I use the Gaotie 高铁(High Speed Rail) here in China rather than fly to many places. It is super efficient, goes like a rocket, is always on time and the journey is smooth as butter. You can stand a glass of water on your tray table and there will be nary a ripple even though you are travelling at 320 KmPH, and the loos are regularly cleaned during the journey . Contrast that with one of my recent (regular) journeys between Kings Cross London and NE Scotland, on what is called a ‘hi-speed’ line. There was Wifi to be sure, but the train vibrated and jiggled so much that any work requiring the use of a pen was well nigh impossible, the lavatories became disgusting after less than an hour into the journey. There were delays on the line and one could never be sure one would arrive in time to make any onward connection. However I will say that in both China and the UK the staff on the trains were friendly and helpful. Wake up Britain, we NEED proper high-speed rail on dedicated tracks – once the pain of gettting it built is over, everyone will embrace it. Hint – why re-invent the wheel, get a Chinese railway consortium to build it!

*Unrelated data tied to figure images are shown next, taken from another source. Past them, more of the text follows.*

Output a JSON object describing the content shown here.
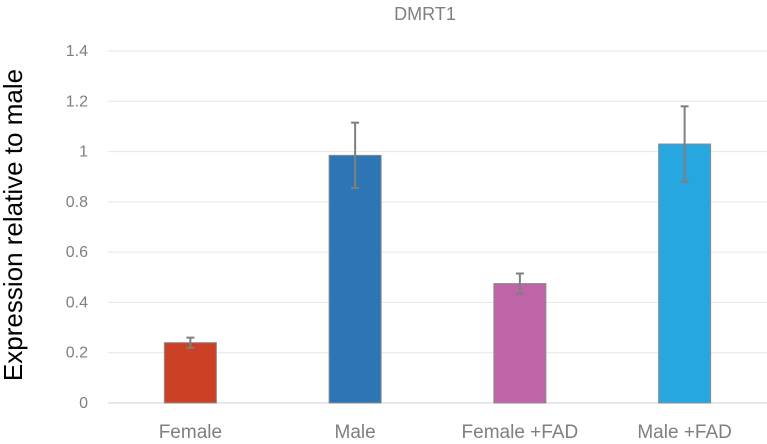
{
  "chart_data": {
    "type": "bar",
    "title": "DMRT1",
    "xlabel": "",
    "ylabel": "Expression relative to male",
    "ylim": [
      0,
      1.4
    ],
    "ytick_values": [
      0,
      0.2,
      0.4,
      0.6,
      0.8,
      1,
      1.2,
      1.4
    ],
    "ytick_labels": [
      "0",
      "0.2",
      "0.4",
      "0.6",
      "0.8",
      "1",
      "1.2",
      "1.4"
    ],
    "grid": true,
    "legend": "none",
    "categories": [
      "Female",
      "Male",
      "Female +FAD",
      "Male +FAD"
    ],
    "values": [
      0.24,
      0.985,
      0.475,
      1.03
    ],
    "error": [
      0.02,
      0.13,
      0.04,
      0.15
    ],
    "colors": [
      "#cc4125",
      "#2e75b6",
      "#c064a8",
      "#27a7df"
    ]
  }
}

4. Affordable made-to-measure clothes.
In the UK, like much of the western world, we have become used to buying our clothing ‘off the peg’. The dressmakers, tailors and seamstresses of yester year are long gone. And although you can have clothes made to measure they usually cost a fortune. In many Asian countries, China being one, having clothes made specially for you is still possible, and at very reasonable cost. There are numerous skilled craftsmen and women who provide this service,and it has been a boon for me. I know what I like and what I am comfortable wearing. Being able to take a favourite garment to a tailor here, buying the cloth I like and having a ‘copy ‘ made is fantastic. When we first came to live here permenantly my DH had some suits and shirts made and I blogged about it. They are worn regularly and are still in tip top condition. When I know we are going to leave China for good, I think I will order a whole load of garments including a designer shroud – an item which would be hard to find on a UK high street!
5. No tipping.
I wrote a blog post about this when we first moved here, and it is still one thing that I find really pleasing about China. Recently I was talking to a Canadian friend who is a long-time China resident. She was talking about her most recent trip home to Calgary and how her father was shocked when she treated the family to a meal in a local restaurant and then left without leaving a tip (he rushed back in to remedy the situation). “I completely forgot” she told me. In the UK, most of Europe and north America tipping is mandatory – but the interesting thing is who gets tipped. Restaurant and cafe staff, hairdressers, taxi drivers all expect (and get) tipped..but does anyone tip the drycleaner, the butcher, baker or candlestick maker? No. It is a system I loathe, it’s demeaning, we’d be better off without it.